Submission of papers covering the following aspects of volcanology and geothermal research are encouraged:
(1) Geological aspects of volcanic systems: volcano stratigraphy, structure and tectonic influence; eruptive history; evolution of volcanic landforms; eruption style and progress; dispersal patterns of lava and ash; analysis of real-time eruption observations.
(2) Geochemical and petrological aspects of volcanic rocks: magma genesis and evolution; crystallization; volatile compositions, solubility, and degassing; volcanic petrography and textural analysis.

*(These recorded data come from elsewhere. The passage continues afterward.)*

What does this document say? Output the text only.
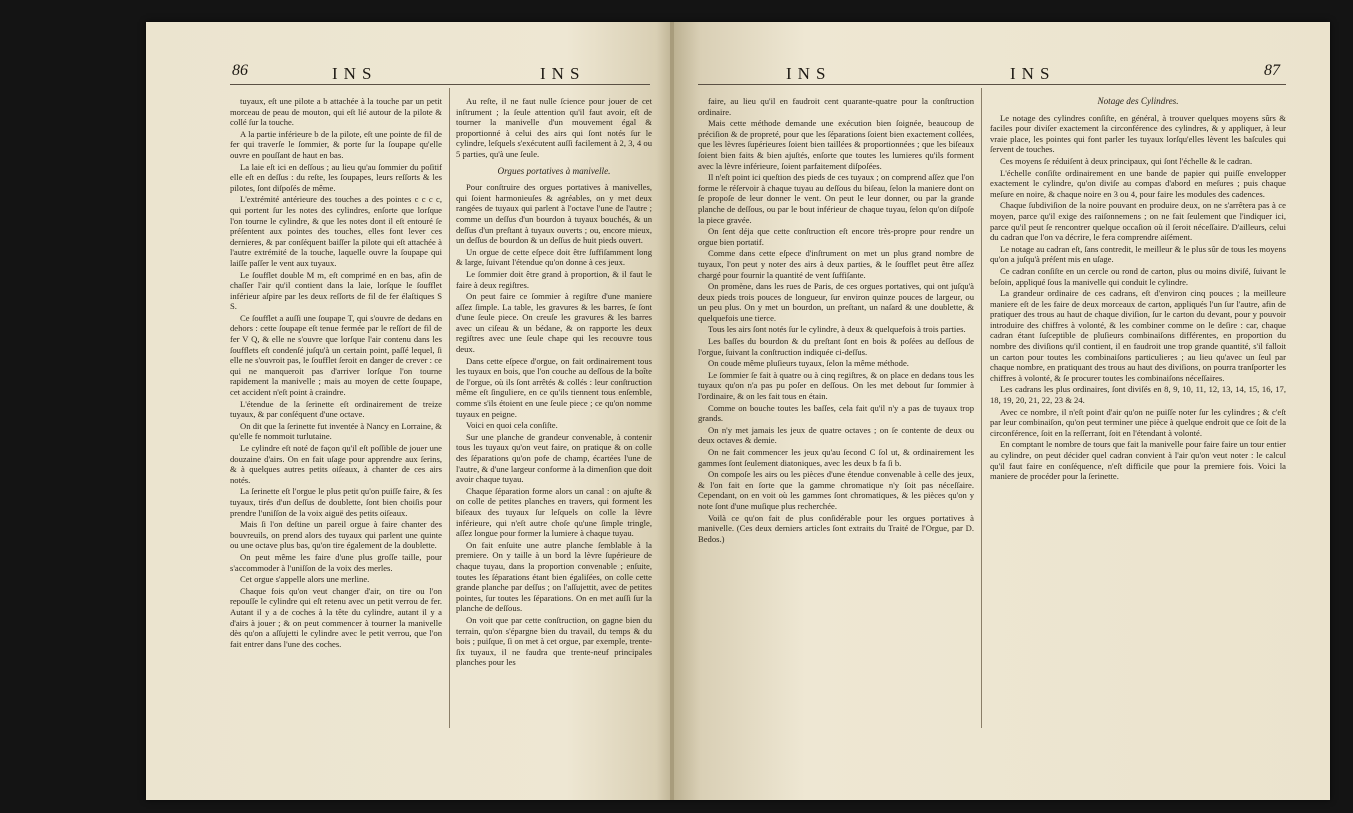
86	INS	INS

tuyaux, eſt une pilote a b attachée à la touche par un petit morceau de peau de mouton, qui eſt lié autour de la pilote & collé ſur la touche.

A la partie inférieure b de la pilote, eſt une pointe de fil de fer qui traverſe le ſommier, & porte ſur la ſoupape qu'elle ouvre en pouſſant de haut en bas.

La laie eſt ici en deſſous ; au lieu qu'au ſommier du poſitif elle eſt en deſſus : du reſte, les ſoupapes, leurs reſſorts & les pilotes, ſont diſpoſés de même.

L'extrémité antérieure des touches a des pointes c c c c, qui portent ſur les notes des cylindres, enſorte que lorſque l'on tourne le cylindre, & que les notes dont il eſt entouré ſe préſentent aux pointes des touches, elles font lever ces dernieres, & par conſéquent baiſſer la pilote qui eſt attachée à l'autre extrémité de la touche, laquelle ouvre la ſoupape qui laiſſe paſſer le vent aux tuyaux.

Le ſoufflet double M m, eſt comprimé en en bas, afin de chaſſer l'air qu'il contient dans la laie, lorſque le ſoufflet inférieur aſpire par les deux reſſorts de fil de fer élaſtiques S S.

Ce ſoufflet a auſſi une ſoupape T, qui s'ouvre de dedans en dehors : cette ſoupape eſt tenue fermée par le reſſort de fil de fer V Q, & elle ne s'ouvre que lorſque l'air contenu dans les ſoufflets eſt condenſé juſqu'à un certain point, paſſé lequel, ſi elle ne s'ouvroit pas, le ſoufflet ſeroit en danger de crever : ce qui ne manqueroit pas d'arriver lorſque l'on tourne rapidement la manivelle ; mais au moyen de cette ſoupape, cet accident n'eſt point à craindre.

L'étendue de la ſerinette eſt ordinairement de treize tuyaux, & par conſéquent d'une octave.

On dit que la ſerinette fut inventée à Nancy en Lorraine, & qu'elle fe nommoit turlutaine.

Le cylindre eſt noté de façon qu'il eſt poſſible de jouer une douzaine d'airs. On en fait uſage pour apprendre aux ſerins, & à quelques autres petits oiſeaux, à chanter de ces airs notés.

La ſerinette eſt l'orgue le plus petit qu'on puiſſe faire, & ſes tuyaux, tirés d'un deſſus de doublette, ſont bien choiſis pour prendre l'uniſſon de la voix aiguë des petits oiſeaux.

Mais ſi l'on deſtine un pareil orgue à faire chanter des bouvreuils, on prend alors des tuyaux qui parlent une quinte ou une octave plus bas, qu'on tire également de la doublette.

On peut même les faire d'une plus groſſe taille, pour s'accommoder à l'uniſſon de la voix des merles.

Cet orgue s'appelle alors une merline.

Chaque fois qu'on veut changer d'air, on tire ou l'on repouſſe le cylindre qui eſt retenu avec un petit verrou de fer. Autant il y a de coches à la tête du cylindre, autant il y a d'airs à jouer ; & on peut commencer à tourner la manivelle dès qu'on a aſſujetti le cylindre avec le petit verrou, que l'on fait entrer dans l'une des coches.

Au reſte, il ne faut nulle ſcience pour jouer de cet inſtrument ; la ſeule attention qu'il faut avoir, eſt de tourner la manivelle d'un mouvement égal & proportionné à celui des airs qui ſont notés ſur le cylindre, leſquels s'exécutent auſſi facilement à 2, 3, 4 ou 5 parties, qu'à une ſeule.

Orgues portatives à manivelle.

Pour conſtruire des orgues portatives à manivelles, qui ſoient harmonieuſes & agréables, on y met deux rangées de tuyaux qui parlent à l'octave l'une de l'autre ; comme un deſſus d'un bourdon à tuyaux bouchés, & un deſſus d'un preſtant à tuyaux ouverts ; ou, encore mieux, un deſſus de bourdon & un deſſus de huit pieds ouvert.

Un orgue de cette eſpece doit être ſuffiſamment long & large, ſuivant l'étendue qu'on donne à ces jeux.

Le ſommier doit être grand à proportion, & il faut le faire à deux regiſtres.

On peut faire ce ſommier à regiſtre d'une maniere aſſez ſimple. La table, les gravures & les barres, ſe ſont d'une ſeule piece. On creuſe les gravures & les barres avec un ciſeau & un bédane, & on rapporte les deux regiſtres avec une ſeule chape qui les recouvre tous deux.

Dans cette eſpece d'orgue, on fait ordinairement tous les tuyaux en bois, que l'on couche au deſſous de la boîte de l'orgue, où ils ſont arrêtés & collés : leur conſtruction même eſt ſinguliere, en ce qu'ils tiennent tous enſemble, comme s'ils étoient en une ſeule piece ; ce qu'on nomme tuyaux en peigne.

Voici en quoi cela conſiſte.

Sur une planche de grandeur convenable, à contenir tous les tuyaux qu'on veut faire, on pratique & on colle des ſéparations qu'on pofe de champ, écartées l'une de l'autre, & d'une largeur conforme à la dimenſion que doit avoir chaque tuyau.

Chaque ſéparation forme alors un canal : on ajuſte & on colle de petites planches en travers, qui forment les biſeaux des tuyaux ſur leſquels on colle la lèvre inférieure, qui n'eſt autre choſe qu'une ſimple tringle, aſſez longue pour former la lumiere à chaque tuyau.

On fait enſuite une autre planche ſemblable à la premiere. On y taille à un bord la lèvre ſupérieure de chaque tuyau, dans la proportion convenable ; enſuite, toutes les ſéparations étant bien égaliſées, on colle cette grande planche par deſſus ; on l'aſſujettit, avec de petites pointes, ſur toutes les ſéparations. On en met auſſi ſur la planche de deſſous.

On voit que par cette conſtruction, on gagne bien du terrain, qu'on s'épargne bien du travail, du temps & du bois ; puiſque, ſi on met à cet orgue, par exemple, trente-ſix tuyaux, il ne faudra que trente-neuf principales planches pour les

INS	INS	87

faire, au lieu qu'il en faudroit cent quarante-quatre pour la conſtruction ordinaire.

Mais cette méthode demande une exécution bien ſoignée, beaucoup de préciſion & de propreté, pour que les ſéparations ſoient bien exactement collées, que les lèvres ſupérieures ſoient bien taillées & proportionnées ; que les biſeaux ſoient bien faits & bien ajuſtés, enſorte que toutes les lumieres qu'ils forment avec la lèvre inférieure, ſoient parfaitement diſpoſées.

Il n'eſt point ici queſtion des pieds de ces tuyaux ; on comprend aſſez que l'on forme le réſervoir à chaque tuyau au deſſous du biſeau, ſelon la maniere dont on ſe propoſe de leur donner le vent. On peut le leur donner, ou par la grande planche de deſſous, ou par le bout inférieur de chaque tuyau, ſelon qu'on diſpoſe la piece gravée.

On ſent déja que cette conſtruction eſt encore très-propre pour rendre un orgue bien portatif.

Comme dans cette eſpece d'inſtrument on met un plus grand nombre de tuyaux, l'on peut y noter des airs à deux parties, & le ſoufflet peut être aſſez chargé pour fournir la quantité de vent ſuffiſante.

On promène, dans les rues de Paris, de ces orgues portatives, qui ont juſqu'à deux pieds trois pouces de longueur, ſur environ quinze pouces de largeur, ou un peu plus. On y met un bourdon, un preſtant, un naſard & une doublette, & quelquefois une tierce.

Tous les airs ſont notés ſur le cylindre, à deux & quelquefois à trois parties.

Les baſſes du bourdon & du preſtant ſont en bois & poſées au deſſous de l'orgue, ſuivant la conſtruction indiquée ci-deſſus.

On coude même pluſieurs tuyaux, ſelon la même méthode.

Le ſommier ſe fait à quatre ou à cinq regiſtres, & on place en dedans tous les tuyaux qu'on n'a pas pu poſer en deſſous. On les met debout ſur ſommier à l'ordinaire, & on les fait tous en étain.

Comme on bouche toutes les baſſes, cela fait qu'il n'y a pas de tuyaux trop grands.

On n'y met jamais les jeux de quatre octaves ; on ſe contente de deux ou deux octaves & demie.

On ne fait commencer les jeux qu'au ſecond C ſol ut, & ordinairement les gammes ſont ſeulement diatoniques, avec les deux b fa ſi b.

On compoſe les airs ou les pièces d'une étendue convenable à celle des jeux, & l'on fait en ſorte que la gamme chromatique n'y ſoit pas néceſſaire. Cependant, on en voit où les gammes ſont chromatiques, & les pièces qu'on y note ſont d'une muſique plus recherchée.

Voilà ce qu'on fait de plus conſidérable pour les orgues portatives à manivelle. (Ces deux derniers articles ſont extraits du Traité de l'Orgue, par D. Bedos.)

Notage des Cylindres.

Le notage des cylindres conſiſte, en général, à trouver quelques moyens sûrs & faciles pour diviſer exactement la circonférence des cylindres, & y appliquer, à leur vraie place, les pointes qui font parler les tuyaux lorſqu'elles lèvent les baſcules qui ſervent de touches.

Ces moyens ſe réduiſent à deux principaux, qui ſont l'échelle & le cadran.

L'échelle conſiſte ordinairement en une bande de papier qui puiſſe envelopper exactement le cylindre, qu'on diviſe au compas d'abord en meſures ; puis chaque meſure en noire, & chaque noire en 3 ou 4, pour faire les modules des cadences.

Chaque ſubdiviſion de la noire pouvant en produire deux, on ne s'arrêtera pas à ce moyen, parce qu'il exige des raiſonnemens ; on ne fait ſeulement que l'indiquer ici, parce qu'il peut ſe rencontrer quelque occaſion où il ſeroit néceſſaire. D'ailleurs, celui du cadran que l'on va décrire, le fera comprendre aiſément.

Le notage au cadran eſt, ſans contredit, le meilleur & le plus sûr de tous les moyens qu'on a juſqu'à préſent mis en uſage.

Ce cadran conſiſte en un cercle ou rond de carton, plus ou moins diviſé, ſuivant le beſoin, appliqué ſous la manivelle qui conduit le cylindre.

La grandeur ordinaire de ces cadrans, eſt d'environ cinq pouces ; la meilleure maniere eſt de les faire de deux morceaux de carton, appliqués l'un ſur l'autre, afin de pratiquer des trous au haut de chaque diviſion, ſur le carton du devant, pour y pouvoir introduire des chiffres à volonté, & les combiner comme on le deſire : car, chaque cadran étant ſuſceptible de pluſieurs combinaiſons différentes, en proportion du nombre des diviſions qu'il contient, il en faudroit une trop grande quantité, s'il falloit un carton pour toutes les combinaiſons particulieres ; au lieu qu'avec un ſeul par chaque nombre, en pratiquant des trous au haut des diviſions, on pourra tranſporter les chiffres à volonté, & ſe procurer toutes les combinaiſons néceſſaires.

Les cadrans les plus ordinaires, ſont diviſés en 8, 9, 10, 11, 12, 13, 14, 15, 16, 17, 18, 19, 20, 21, 22, 23 & 24.

Avec ce nombre, il n'eſt point d'air qu'on ne puiſſe noter ſur les cylindres ; & c'eſt par leur combinaiſon, qu'on peut terminer une pièce à quelque endroit que ce ſoit de la circonférence, ſoit en la reſſerrant, ſoit en l'étendant à volonté.

En comptant le nombre de tours que fait la manivelle pour faire faire un tour entier au cylindre, on peut décider quel cadran convient à l'air qu'on veut noter : le calcul qu'il faut faire en conſéquence, n'eſt difficile que pour la premiere fois. Voici la maniere de procéder pour la ſerinette.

(3) Hydrology, geochemistry and measurement of volcanic and hydrothermal fluids: volcanic gas emissions; fumaroles and springs; crater lakes; hydrothermal mineralization.
(4) Geophysical aspects of volcanic systems: physical properties of volcanic rocks and magmas; heat flow studies; volcano seismology, geodesy and remote sensing.
(5) Computational modeling and experimental simulation of magmatic and hydrothermal processes: eruption dynamics; magma transport and storage; plume dynamics and ash dispersal; lava flow dynamics; hydrothermal fluid flow; thermodynamics of aqueous fluids and melts.
(6) Volcano hazard and risk research: hazard zonation methodology, development of forecasting tools; assessment techniques for vulnerability and impact.